When I spoke to lead designer Felipe Falanghe in December, he mentioned that the team was close to solving the “wiggle problem,” where larger rockets and space stations tend to flex at the joints, sometimes catastrophically. They’ve done it in the newest build. With the help of the new NASA rocket parts and the super-solid rocket connections, I built the largest rocket I’ve ever made in KSP and flew it to orbit without reinforcing every joint with struts. The added stability makes flying much more fun.

Arranging an accurate flight plan for a small target was beyond tricky.

Flying out to meet FNW-501, the somewhat fiddly maneuver node controls become a problem. The slightest adjustment means missing the asteroid by hundreds of kilometers, even while using my mouse’s scroll wheel to fine-tune the trajectory. I spent too long trying to make tiny changes to the flight plan; in the end, I just got a plan that was kind of close, then made a series of short burns to correct my flight path.
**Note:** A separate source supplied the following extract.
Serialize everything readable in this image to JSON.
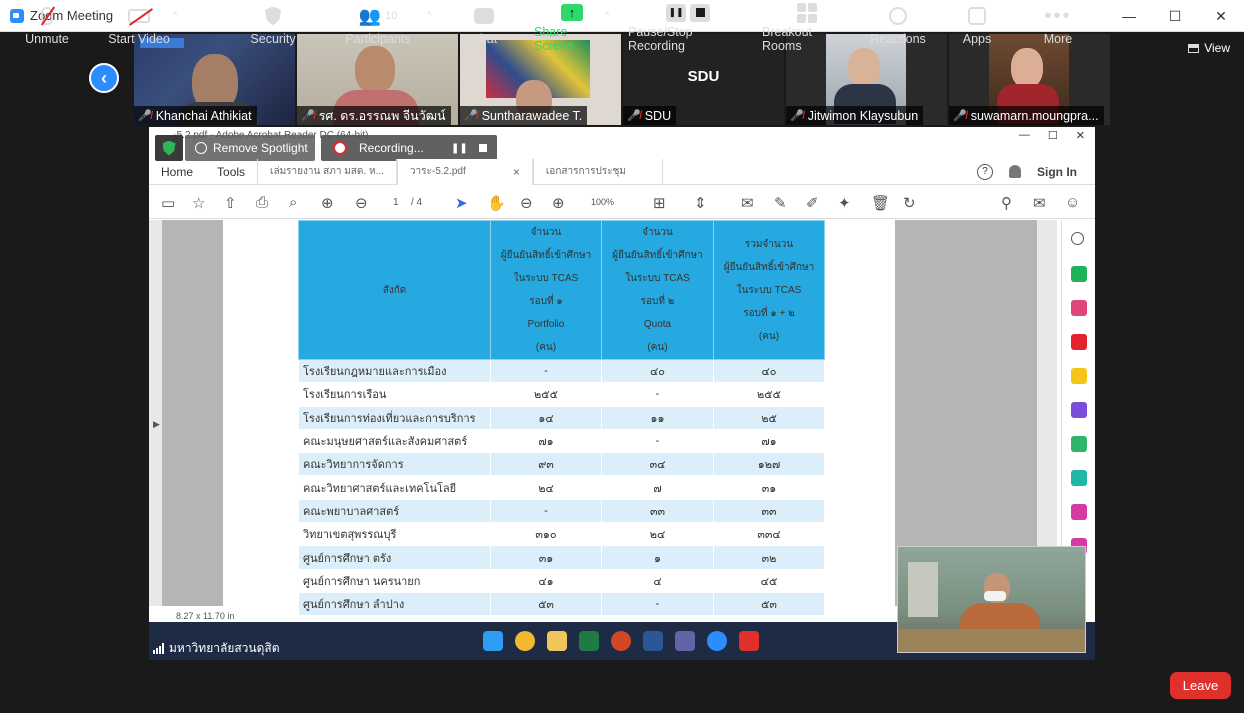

The orbital control plan is already a little tricky when you’re aiming at a planet; trying to hit a rock five meters wide was a bit frustrating. I’d love a new control scheme here—or possibly a mod from the prolific fan community.

The mechanical grappling claw extended, Jeb closes in for contact.

When all was said and done, meeting FNW-501 for my billion-dollar headbutt was a lot like docking with a space station in low Kerbin orbit. Once the claw engaged, I slowly turned the huge rock around, then lit my engines until our orbit brought us home. It flew like a brick, and I’m once again thankful that I tried my hand at a relatively small asteroid. FNW-501 is now in orbit, ready to be tested, mined, or deorbited and flung at Buenos Aires.

Players who have been in Kerbal Space Program for a while will find new things to do, new rocket parts, and a new rigid-body rocket system that will make it easier to build truly monstrous spaceships. Personally, capturing FNW-501 was the most white-knuckle piece of KSP piloting I’ve had to do since I landed on the moon the first time—and I got the same rush of accomplishment afterward.

The Asteroid Redirect Mission is currently going through bug fixing, so Squad isn’t willing to give a firm release date just yet. Expect to hear a date announced sometime in the next few weeks.